Mayor Jeremy Harris, who listened to some of the show while driving a city shuttle van from Kalihi, said he found the whole thing amazing, noting that the Teamsters radio comments were "bald-faced misrepresentations to the public."

"It is obvious this union boss, Mr. Santangelo, has flown into town and obviously doesn’t know what is going on," Harris said after the show.

The major hang-up at the bargaining table has been over increases in wages and pension benefits. The company is offering a three-year contract with no wage increases in the first and second years, but the possibility for negotiating increases in the third year. The union is willing to accept wage and pension freezes the first year, but wants increases in the second and third years.

Some calls of support

There were calls of support for both Santangelo and the union bus workers, but they seemed lost when emotion took over.

One caller said the 1,300 striking bus workers should be thankful to have a job. Another caller said Santangelo was "a thug from the Mainland."

"Is that maybe because I was born and raised in New Jersey and I am a first-generation Italian-American?" Santangelo said. "That makes me a thug? I love my people. They’re going to win."

Santangelo arrived from Los Angeles on Tuesday, vowing to support the strikers with as much as $500 a week in strike benefits.

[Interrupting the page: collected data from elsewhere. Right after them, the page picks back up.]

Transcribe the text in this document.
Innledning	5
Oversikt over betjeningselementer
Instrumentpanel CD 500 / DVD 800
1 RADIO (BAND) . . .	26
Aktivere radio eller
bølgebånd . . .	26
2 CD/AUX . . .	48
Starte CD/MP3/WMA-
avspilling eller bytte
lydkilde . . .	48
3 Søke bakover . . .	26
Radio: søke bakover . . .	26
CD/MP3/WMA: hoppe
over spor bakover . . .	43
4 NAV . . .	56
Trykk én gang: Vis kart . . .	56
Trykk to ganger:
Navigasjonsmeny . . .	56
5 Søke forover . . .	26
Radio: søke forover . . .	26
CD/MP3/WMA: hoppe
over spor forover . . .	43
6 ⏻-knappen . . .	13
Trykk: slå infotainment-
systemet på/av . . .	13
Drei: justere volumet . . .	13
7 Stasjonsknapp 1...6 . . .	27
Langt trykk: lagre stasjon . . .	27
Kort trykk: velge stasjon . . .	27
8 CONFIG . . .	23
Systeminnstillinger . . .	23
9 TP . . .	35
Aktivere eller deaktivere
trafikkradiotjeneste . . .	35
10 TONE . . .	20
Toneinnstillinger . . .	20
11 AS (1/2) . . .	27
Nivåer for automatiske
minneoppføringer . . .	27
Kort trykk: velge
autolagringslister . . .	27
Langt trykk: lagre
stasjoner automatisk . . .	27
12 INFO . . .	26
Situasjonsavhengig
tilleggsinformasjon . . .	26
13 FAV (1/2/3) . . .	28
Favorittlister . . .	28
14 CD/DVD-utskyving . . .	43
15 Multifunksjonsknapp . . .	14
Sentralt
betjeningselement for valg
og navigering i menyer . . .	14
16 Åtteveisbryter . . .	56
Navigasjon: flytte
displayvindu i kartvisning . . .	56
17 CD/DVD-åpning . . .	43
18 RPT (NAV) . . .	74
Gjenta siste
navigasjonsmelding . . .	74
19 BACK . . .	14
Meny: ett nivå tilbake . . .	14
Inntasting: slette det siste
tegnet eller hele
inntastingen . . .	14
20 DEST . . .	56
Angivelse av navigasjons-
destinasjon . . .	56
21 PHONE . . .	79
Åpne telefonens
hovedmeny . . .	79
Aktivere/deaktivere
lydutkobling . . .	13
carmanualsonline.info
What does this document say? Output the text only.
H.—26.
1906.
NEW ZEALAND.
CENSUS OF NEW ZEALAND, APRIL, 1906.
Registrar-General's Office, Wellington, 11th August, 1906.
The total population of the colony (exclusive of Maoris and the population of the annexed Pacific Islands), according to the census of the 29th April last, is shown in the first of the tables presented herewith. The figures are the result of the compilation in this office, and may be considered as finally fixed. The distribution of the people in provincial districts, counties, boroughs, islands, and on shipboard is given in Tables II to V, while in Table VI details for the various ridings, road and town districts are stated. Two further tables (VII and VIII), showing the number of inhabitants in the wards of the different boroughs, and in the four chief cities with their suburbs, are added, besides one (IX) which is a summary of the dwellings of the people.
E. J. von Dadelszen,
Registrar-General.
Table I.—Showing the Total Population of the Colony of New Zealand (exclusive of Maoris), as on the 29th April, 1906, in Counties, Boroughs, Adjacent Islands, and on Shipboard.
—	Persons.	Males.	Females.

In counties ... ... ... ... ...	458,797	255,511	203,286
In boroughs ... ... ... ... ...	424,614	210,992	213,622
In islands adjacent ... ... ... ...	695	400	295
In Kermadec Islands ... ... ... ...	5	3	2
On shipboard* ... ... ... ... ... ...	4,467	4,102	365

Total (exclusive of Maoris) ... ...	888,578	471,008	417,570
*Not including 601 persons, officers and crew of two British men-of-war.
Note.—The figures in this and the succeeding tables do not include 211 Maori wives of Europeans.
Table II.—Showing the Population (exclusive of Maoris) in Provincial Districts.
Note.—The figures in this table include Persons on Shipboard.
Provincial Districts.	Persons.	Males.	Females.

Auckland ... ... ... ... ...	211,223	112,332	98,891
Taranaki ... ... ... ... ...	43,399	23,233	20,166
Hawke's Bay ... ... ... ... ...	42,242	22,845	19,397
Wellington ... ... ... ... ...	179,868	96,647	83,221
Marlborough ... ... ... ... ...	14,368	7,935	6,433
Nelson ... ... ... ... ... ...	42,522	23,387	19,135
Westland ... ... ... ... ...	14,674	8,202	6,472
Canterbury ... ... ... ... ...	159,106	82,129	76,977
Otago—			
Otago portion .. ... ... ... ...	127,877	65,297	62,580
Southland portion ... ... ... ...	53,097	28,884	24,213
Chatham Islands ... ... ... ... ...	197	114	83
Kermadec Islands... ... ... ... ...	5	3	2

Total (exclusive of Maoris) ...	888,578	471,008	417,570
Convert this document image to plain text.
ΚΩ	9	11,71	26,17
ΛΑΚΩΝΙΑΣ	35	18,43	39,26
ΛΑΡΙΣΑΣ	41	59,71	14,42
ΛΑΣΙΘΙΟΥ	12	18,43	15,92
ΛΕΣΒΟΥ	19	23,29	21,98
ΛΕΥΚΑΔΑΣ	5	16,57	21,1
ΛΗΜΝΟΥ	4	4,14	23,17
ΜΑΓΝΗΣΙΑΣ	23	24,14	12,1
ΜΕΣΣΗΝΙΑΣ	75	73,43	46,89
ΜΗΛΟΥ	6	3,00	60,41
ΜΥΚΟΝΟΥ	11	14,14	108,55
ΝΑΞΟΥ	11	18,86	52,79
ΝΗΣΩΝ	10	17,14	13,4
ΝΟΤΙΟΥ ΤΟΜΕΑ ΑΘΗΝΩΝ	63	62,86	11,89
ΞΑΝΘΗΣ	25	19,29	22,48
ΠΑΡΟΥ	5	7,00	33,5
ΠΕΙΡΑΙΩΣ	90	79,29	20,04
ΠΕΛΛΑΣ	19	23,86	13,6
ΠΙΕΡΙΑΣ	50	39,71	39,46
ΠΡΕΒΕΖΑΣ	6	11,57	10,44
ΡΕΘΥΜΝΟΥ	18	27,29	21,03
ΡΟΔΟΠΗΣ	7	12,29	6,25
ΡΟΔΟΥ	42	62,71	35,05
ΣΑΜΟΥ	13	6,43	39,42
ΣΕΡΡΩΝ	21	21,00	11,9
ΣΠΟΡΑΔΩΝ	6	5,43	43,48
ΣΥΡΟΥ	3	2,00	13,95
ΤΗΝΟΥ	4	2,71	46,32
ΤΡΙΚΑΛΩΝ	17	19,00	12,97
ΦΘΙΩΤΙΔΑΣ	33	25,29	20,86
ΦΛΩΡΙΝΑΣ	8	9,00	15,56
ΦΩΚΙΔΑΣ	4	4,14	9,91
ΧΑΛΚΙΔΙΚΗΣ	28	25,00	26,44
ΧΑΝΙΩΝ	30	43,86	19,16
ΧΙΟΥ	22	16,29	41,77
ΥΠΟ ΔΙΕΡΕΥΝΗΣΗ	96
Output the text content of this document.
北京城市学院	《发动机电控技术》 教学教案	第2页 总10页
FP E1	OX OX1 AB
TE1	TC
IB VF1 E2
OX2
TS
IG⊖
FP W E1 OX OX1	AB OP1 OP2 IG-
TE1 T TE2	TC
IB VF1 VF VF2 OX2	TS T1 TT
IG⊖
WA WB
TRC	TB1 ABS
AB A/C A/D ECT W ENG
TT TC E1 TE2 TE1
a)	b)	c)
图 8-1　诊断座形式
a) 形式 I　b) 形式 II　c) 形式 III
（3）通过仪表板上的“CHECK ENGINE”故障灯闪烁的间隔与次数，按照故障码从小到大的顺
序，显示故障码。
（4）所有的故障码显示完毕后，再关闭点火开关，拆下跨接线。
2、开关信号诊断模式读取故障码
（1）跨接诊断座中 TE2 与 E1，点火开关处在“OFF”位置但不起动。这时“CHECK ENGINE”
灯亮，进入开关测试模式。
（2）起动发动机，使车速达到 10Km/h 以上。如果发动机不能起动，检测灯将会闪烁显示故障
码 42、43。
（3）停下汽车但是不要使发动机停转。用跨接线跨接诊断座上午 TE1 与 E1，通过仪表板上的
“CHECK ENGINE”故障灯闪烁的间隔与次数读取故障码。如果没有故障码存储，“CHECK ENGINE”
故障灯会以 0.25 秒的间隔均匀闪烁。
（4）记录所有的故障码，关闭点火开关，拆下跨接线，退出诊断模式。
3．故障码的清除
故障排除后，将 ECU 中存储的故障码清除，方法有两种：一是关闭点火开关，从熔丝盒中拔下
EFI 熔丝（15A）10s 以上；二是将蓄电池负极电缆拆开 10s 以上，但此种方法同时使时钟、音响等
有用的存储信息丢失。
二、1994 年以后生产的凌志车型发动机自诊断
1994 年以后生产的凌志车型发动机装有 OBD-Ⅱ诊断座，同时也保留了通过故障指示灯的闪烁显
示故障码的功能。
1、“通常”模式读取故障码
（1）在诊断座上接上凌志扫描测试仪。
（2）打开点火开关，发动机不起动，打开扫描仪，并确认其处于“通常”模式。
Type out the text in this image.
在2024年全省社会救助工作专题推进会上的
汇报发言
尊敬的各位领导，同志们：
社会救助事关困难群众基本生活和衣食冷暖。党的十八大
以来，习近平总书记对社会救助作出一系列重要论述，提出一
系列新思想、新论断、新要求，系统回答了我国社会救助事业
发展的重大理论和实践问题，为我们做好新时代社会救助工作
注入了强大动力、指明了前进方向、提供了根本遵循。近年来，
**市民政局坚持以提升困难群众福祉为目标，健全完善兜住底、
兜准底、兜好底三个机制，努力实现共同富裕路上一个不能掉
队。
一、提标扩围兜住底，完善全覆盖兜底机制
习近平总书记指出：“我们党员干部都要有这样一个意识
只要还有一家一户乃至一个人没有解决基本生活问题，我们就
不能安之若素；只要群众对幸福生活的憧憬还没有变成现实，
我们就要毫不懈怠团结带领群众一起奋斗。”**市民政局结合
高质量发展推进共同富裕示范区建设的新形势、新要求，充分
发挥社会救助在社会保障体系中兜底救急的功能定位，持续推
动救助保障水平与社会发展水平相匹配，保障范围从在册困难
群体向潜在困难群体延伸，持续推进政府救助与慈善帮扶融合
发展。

As the calls continued today, he repeatedly said he could end the strike.

"This can be over tomorrow," he said. "I guarantee you that if you sit down with me tomorrow or today, this thing can get done."

Few callers appeared to believe that.

'We are really bad’

One woman caller said the teachers, who went on strike in 2001, accepted what was offered, and suggested that the bus workers were wrong to dig in their heels. She noted that teachers make less than bus workers. Bus workers make between $15.26 and $21.17 an hour.

"Oh we’re so bad because we drive buses and make a decent living," Santangelo said. "Yeah, we are really bad people."

Then a bus driver called to tell Santangelo he did not support the strike. When another bus driver called to say she felt the same way, she was chastised by Santangelo — and by talk-show co-host Michael W. Perry, who said she had drunk too much caffeine.

"I want to say this to the people who are not walking the picket line: Shame on you," Santangelo said.

Local Teamsters president Mel Kahele was also in the studio, taking calls — and digs from callers — during the show.

He said OTS pushed the union to a strike and that the union contract offer was fair. But when the father of a bus driver grew angry over the strike vote, the conversation heated up once more.

"Why don’t you stop lying, brother?" Kahele said, his voice raised.

Shouts punctuate call

The very next caller, another bus driver not walking the picket line, attacked Kahele and the union. She said that union leaders changed key bargaining issues after the strike began.

Kahele shouted and she shouted back.

"Where you are getting that, I am not sure," Kahele said. "Maybe you should get out there and walk the line, sister."

Santangelo told listeners that he seen similar dissension during other strikes and other towns where the public support was not strong.

"We have a march tomorrow," he said. "Come out and join us."

With no talks scheduled, it is unclear what will happen next. After the show, Harris defended OTS, saying the company has made it clear it will return to labor talks "at a moment’s notice."

"Calling for returning to the table is completely disingenous," he said. "All they have to do is come back."

The public got a clear picture today of union politics, Harris said.

"I thought it was interesting that they had to fight off their own membership," Harris said of the union leaders.

"The membership was critical of their whole handling of the strike. They questioned their truthfulness."